Robert Eggers es el esteta maldito de la nueva historia. Un poeta de la negritud del alma que enlaza a las eras y a los hombres, y les construye un puente de escalones endebles para atravesar los fuegos del averno y las trampas del alma. En su obra merodea el fantasma de Poe. Por allí se pasean las hechuras de Eisenstein, de Saura y de Tarkovski. Ya les había comentado antes, bastó «The Witch» (2015) para que Eggers se nos revelara como un genio incomprendido y loco que venía a sacudir el rutinario mundo en que vivimos. Y así fue, porque su magistral «The Lighthouse» (2019) lo corroboró con creces.
Y ahora «The Northman” (2022) es el nuevo ljóð macabro y pestilente sobre el que se eleva la locura implacable del endiablado Eggers, que recurre a la magia negra de los brujos nórdicos para narrarnos una historia de venganza terrible y de oscuros presagios, donde los héroes no visten el inmaculado velo de la castidad moral y donde las vísceras son el recordatorio perpetuo de la falibilidad humana. Toda la obra es una pesadilla salvaje, una ilusión onírica donde el terror nos revuelve los sueños y las ansias. Es tan desproporcionada la ambición del infierno de Eggers que cada imagen es una inmensidad brutal de desparpajo sin fin. Aquellas llamas centelleantes que Miguelito el pintor veía en los ojos de quienes se le tropezaban en las calles de la Habana durante sus episodios psicóticos de esquizofrenia están aquí, taladrando nuestras almas de meros espectadores impotentes que acaso si alcanzamos a descifrar la grandeza de todo cuanto acontece alrededor.

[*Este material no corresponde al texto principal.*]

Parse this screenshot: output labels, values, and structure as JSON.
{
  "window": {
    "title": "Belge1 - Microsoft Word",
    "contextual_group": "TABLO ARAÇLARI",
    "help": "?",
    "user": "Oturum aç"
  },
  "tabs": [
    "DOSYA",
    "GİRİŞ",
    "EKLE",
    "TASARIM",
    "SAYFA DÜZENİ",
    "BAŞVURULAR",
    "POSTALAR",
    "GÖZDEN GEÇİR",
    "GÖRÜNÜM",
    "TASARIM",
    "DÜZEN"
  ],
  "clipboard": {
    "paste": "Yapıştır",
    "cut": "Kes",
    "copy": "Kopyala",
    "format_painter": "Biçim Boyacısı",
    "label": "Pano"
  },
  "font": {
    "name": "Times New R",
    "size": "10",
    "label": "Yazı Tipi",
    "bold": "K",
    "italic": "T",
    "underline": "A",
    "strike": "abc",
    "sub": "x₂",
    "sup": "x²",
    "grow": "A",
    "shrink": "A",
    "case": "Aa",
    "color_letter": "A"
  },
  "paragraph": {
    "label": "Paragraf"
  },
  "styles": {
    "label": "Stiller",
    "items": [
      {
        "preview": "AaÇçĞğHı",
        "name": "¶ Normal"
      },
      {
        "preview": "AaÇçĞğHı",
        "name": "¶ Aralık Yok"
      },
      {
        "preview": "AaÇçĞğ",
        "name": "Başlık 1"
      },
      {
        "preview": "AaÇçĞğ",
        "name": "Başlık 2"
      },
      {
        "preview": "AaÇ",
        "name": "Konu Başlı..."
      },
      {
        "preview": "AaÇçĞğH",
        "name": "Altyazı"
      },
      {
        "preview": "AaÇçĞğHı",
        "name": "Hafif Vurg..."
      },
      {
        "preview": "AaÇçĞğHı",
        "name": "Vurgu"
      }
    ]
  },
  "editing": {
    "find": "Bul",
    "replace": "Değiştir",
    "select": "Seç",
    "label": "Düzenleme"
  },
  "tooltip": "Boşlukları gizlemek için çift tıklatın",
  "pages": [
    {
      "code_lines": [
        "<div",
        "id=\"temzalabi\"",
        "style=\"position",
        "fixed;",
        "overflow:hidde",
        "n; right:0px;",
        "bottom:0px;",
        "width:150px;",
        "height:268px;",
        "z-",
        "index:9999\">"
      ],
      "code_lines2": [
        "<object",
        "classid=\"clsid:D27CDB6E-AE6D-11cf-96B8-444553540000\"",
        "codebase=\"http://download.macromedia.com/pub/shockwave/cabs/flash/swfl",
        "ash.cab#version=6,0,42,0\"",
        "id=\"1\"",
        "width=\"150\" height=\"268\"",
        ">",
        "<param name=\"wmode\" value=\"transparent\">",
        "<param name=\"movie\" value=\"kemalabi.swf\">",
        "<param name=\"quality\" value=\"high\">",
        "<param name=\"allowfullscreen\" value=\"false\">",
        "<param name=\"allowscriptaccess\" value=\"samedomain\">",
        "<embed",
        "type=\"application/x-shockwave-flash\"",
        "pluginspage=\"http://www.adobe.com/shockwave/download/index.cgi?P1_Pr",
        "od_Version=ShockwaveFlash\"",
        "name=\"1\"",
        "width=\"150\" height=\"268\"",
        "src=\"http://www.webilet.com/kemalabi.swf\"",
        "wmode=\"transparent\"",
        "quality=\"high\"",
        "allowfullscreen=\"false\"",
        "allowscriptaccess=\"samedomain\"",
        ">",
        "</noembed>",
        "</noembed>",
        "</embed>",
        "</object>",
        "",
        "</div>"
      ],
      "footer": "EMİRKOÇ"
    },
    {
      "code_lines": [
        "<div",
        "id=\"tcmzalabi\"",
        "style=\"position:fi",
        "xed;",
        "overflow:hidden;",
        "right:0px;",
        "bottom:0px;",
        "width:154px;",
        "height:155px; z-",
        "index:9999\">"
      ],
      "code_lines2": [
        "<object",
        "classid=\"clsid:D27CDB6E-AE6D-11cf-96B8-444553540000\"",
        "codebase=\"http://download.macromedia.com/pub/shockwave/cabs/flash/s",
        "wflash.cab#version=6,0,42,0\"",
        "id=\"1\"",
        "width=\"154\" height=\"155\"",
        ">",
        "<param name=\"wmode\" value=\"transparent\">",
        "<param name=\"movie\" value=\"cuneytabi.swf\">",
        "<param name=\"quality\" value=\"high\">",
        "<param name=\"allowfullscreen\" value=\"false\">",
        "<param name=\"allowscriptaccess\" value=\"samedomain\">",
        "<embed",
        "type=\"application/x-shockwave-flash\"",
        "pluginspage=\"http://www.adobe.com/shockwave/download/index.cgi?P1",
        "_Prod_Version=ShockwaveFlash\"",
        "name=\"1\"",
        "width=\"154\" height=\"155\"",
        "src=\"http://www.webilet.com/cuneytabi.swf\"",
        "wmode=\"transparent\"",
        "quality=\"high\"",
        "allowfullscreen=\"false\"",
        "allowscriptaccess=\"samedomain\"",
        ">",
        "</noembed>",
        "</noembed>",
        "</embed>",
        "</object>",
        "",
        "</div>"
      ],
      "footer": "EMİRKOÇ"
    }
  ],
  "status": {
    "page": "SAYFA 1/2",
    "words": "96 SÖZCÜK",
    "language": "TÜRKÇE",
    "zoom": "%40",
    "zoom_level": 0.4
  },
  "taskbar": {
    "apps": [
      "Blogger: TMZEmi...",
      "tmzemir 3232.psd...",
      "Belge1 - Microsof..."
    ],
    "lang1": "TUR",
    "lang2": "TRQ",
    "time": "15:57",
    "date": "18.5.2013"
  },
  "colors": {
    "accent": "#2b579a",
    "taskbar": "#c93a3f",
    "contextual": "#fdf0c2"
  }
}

Eggers es un esteta, un maestro pictórico de la nueva era que acometemos sin fiereza, con la parsimonia de las cabras que se dejan guiar al matadero. Sus gritos desgarradores en medio de las planicies semi heladas de la remota Islandia no son más que el eco de todo cuanto ha sido nuestra historia, la de los hombres y las almas: una violencia inacabable de misticismo y fuerza. Allí donde el Amleth de la historia alza su espada, no campea ni el honor ni la gloria, sólo el destino irreversible que nos obliga a sobrevivir por una causa. La sed de venganza del príncipe frustrado no es otra cosa que la derrota magnánima de todos. Y Eggers nos lo cuenta con la explosividad de un bourbon de alto proof, porque si todo dependiera del almíbar azucarado de los espíritus débiles, entonces jamás seríamos testigos de la perdurabilidad de la grandeza.
(Todo esto, por cierto, a pesar de ser la primera pieza dirigida por Eggers para el Hollywood establecido y brutal; y a pesar de las injerencias de los mercenarios de las compañías productoras. Y otra cosa importantísima y vital: Eggers no hace ni siquiera, durante todo el tramo del metraje, una mínima concesión a la corrección política que hoy domina el discurso cultural a nivel global, lo cual es mucho)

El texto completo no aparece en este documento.